The vaccination campaign began a week later.
The Danses decided they couldn’t sit idly by. They found Halstead’s paper and got in touch. They felt certain that the curious (if not statistically significant) “safety signals” in the trial data were due to the theoretical phenomenon that Halstead had outlined, and that Sanofi was willfully ignoring those signs.
They gave a handful of media interviews. Then, in October 2016, the couple posted a seven-minute video on Facebook, warning parents that Dengvaxia could be harmful to kids who hadn’t had dengue before. Colleagues objected to the public way in which they were undermining a government health campaign.
Sanofi—which had twice sent scientists to review the clinical trial data with the couple—was frustrated as well, firing off a letter to the Danses to correct their “misleading communications.” The couple wouldn’t budge.
By then, the political atmosphere in the Philippines had changed as well. That summer, Aquino’s party had lost the presidential election to the controversial populist Rodrigo Duterte. Garin was no longer health secretary, and her successor had taken a suspicious view of the Dengvaxia program. Congress and the senate, meanwhile, launched an inquiry into what some thought was the vaccination program’s hasty implementation. But the trouble wouldn’t really start until a year later, when Sanofi released its November 29, 2017, update on Dengvaxia.
Thomas
Triomphe was at his office in Singapore on the morning of December 1 when that became absolutely clear. His attention was called to the television, which was showing a press conference underway in the Philippines—the government was suspending the vaccination program.
The news came as a shock to Triomphe. His team had been in touch with the Department of Health before and after Sanofi’s November 29 press statement. “There were no red signals,” says Triomphe. “Of course, when you present the data, it’s complicated,” he says. “It’s not something you grasp in twenty seconds.” The regulators wanted to understand what the finding meant for the Philippines, and Triomphe says the company invited an ongoing conversation.
But the story was no longer just a dialogue between Sanofi and government health officials. It had exploded with a raw emotional fury online.

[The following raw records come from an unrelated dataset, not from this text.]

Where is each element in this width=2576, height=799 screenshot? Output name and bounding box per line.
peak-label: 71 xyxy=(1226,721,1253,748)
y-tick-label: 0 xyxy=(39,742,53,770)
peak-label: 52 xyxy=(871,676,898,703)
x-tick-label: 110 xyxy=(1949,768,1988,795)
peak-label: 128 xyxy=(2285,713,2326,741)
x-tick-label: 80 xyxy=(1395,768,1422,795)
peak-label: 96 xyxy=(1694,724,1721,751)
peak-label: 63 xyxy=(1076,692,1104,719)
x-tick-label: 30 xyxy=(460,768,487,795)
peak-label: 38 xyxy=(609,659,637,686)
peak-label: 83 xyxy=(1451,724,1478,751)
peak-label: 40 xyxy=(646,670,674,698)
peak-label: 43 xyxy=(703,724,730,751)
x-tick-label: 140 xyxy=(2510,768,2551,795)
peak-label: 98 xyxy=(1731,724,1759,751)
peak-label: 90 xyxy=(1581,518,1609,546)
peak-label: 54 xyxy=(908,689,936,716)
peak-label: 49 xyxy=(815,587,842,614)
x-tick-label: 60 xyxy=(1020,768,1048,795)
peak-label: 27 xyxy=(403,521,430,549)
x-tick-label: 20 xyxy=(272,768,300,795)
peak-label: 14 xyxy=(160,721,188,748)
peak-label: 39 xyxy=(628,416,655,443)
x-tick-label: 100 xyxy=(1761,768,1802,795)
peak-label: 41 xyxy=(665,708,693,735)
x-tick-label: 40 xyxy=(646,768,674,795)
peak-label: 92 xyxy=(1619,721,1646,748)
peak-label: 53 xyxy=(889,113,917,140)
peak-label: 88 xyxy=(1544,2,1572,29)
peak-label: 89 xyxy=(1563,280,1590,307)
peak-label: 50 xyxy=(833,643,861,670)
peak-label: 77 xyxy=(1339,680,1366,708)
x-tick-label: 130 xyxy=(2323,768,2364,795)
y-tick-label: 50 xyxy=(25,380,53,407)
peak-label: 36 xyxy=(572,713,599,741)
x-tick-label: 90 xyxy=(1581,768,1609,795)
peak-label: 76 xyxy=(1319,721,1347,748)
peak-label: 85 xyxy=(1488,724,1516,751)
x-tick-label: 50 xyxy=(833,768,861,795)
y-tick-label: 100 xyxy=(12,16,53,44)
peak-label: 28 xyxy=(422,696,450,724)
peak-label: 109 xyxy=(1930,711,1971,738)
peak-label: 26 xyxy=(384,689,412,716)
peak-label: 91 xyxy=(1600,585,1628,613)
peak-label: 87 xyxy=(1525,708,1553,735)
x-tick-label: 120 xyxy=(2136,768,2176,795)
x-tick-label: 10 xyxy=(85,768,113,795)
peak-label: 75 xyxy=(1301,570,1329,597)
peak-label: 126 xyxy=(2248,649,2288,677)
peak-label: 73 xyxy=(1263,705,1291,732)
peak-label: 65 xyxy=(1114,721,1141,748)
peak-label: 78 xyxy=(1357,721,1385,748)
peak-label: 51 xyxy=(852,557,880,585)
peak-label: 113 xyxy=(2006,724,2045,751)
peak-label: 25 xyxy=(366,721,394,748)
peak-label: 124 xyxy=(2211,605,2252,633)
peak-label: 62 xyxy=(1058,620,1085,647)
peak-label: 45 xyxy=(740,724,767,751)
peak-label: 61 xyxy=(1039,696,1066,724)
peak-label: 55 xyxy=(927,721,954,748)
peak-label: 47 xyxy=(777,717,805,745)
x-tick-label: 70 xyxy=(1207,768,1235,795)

Within days, senators were calling for investigations; #DenGate had popped up on Twitter; the word “genocide” had been invoked; political bloggers and distressed citizens alike expressed outrage that the former government had turned Filipino children into “lab rats” to test an “experimental drug.” One widely followed pundit asked, “How many will Aquino’s Dengvaxia kill before Christmas 2018?” President Duterte’s spokesman, for his part, vowed to go after those “responsible for this shameless public health scam.”
Physicians who offered levelheaded assessments of the vaccine, meanwhile, were mercilessly trolled. Edsel Salvana, an infectious disease specialist who has no ties to Sanofi and who had mixed feelings about the government’s Dengvaxia campaign, went on CNN Philippines to offer a measured take on the very modest risk that children faced getting the vaccine, compared with the benefit they’d get. His Facebook page was promptly swarmed by angry posters, some of whom called for his kids to die. “It was terrible,” he says. “I was just trying to call for sobriety.” He still gets attacked online when Dengvaxia makes the news. “A lot of us were blindsided by the vitriol.” He notes that many of the trolls had political agendas but not all of them—and it’s those people’s responses he found most disheartening and surprising: “People were willing to believe nondoctors and nonspecialists over doctors and specialist scientists.”